Case in point - yesterday, my daughter and I went shopping. Her fall semester for college starts next week, so we had a great time finding the perfect pair of jeans, looking for a new laptop bag, and just bumming around in general. It was beautiful weather and we were having fun. I should have made myself cease and desist when my energy started to flag, but there was just one more shoe store beckoning......... And we always go out to lunch after our back-to-school shopping outings. 

Back at home, it was evident that I had not only crossed the line, I had left it about a mile behind me. A hyperactive schnauzer wanting to sleep in our bed last night compounded the issue. John zzzzzz'd away, oblivious, but Maggie was a blanket stealer, and liked to snuggle just under my chin. 

So today, I have to take what's coming to me - I have spent the day horizontal. This is frustrating, to say the least. 

Fatigue is a major problem in many diseases. This article by  Arthritis Today Magazine, describes fatigue this way:
If fatigue were a living being, it would be a spoiled brat, demanding your constant attention and refusing to be ignored. And it should not be ignored: Fatigue can mean something sinister is lurking. 

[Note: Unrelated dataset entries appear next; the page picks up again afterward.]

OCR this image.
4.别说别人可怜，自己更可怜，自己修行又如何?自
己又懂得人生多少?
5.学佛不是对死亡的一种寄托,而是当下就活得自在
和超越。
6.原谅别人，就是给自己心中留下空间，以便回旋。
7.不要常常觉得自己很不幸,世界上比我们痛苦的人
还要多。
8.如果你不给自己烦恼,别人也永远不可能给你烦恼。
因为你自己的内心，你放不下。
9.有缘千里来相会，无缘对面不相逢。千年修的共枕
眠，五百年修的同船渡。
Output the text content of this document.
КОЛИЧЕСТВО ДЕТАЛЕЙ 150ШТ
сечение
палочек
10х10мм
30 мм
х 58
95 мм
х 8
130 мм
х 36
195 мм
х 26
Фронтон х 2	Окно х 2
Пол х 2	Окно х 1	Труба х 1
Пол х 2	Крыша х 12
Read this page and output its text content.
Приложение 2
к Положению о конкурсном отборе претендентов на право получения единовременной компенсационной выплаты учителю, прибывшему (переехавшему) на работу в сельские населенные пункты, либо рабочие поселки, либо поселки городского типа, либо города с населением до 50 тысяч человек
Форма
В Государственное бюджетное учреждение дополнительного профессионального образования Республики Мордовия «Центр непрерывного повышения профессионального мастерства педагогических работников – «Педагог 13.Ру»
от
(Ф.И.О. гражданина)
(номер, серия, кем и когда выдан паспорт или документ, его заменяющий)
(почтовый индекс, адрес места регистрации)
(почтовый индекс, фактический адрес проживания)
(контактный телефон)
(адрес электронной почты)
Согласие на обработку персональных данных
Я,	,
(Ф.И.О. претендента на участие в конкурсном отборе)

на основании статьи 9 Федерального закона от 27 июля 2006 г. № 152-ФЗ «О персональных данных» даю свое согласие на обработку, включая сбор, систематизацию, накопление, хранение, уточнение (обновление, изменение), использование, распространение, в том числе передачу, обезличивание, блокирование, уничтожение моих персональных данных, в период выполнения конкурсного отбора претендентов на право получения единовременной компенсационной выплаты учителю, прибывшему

Fatigue’s nagging works: The symptom accounts for 10 million doctor office visits each year – many of which are by people with arthritis-related conditions. Up to 98 percent of people with rheumatoid arthritis (RA) report fatigue, as do 50 percent or more of those with lupus or Sj√∂gren’s syndrome. The percentage grows higher when obesity, depression or conditions like fibromyalgia, congestive heart failure, lung problems or chronic headaches are present, too. 
Of course, many other conditions including anemia, cancer, infection, depression, chronic fatigue syndrome, to name just a few, can cause disabling fatigue. 

Knowing that so many others out there deal with these same frustrating issues helps me somewhat. I certainly wouldn't wish a disease state that causes fatigue on anyone. But when I feel myself sinking into a poor-me state of mind, I think about all of my counterparts in this frustrating line tiptoe exercise.

You can read more about fatigue causes here, and here.

I wish I had some valuable pearls of wisdom to share regarding management of this crummy problem. For me, summoning some measure of self control during my energetic days is critical in reducing the number of crash and burn days. Then there's all the other common-sense strategies, which you can read here, courtesy of the Mayo Clinic.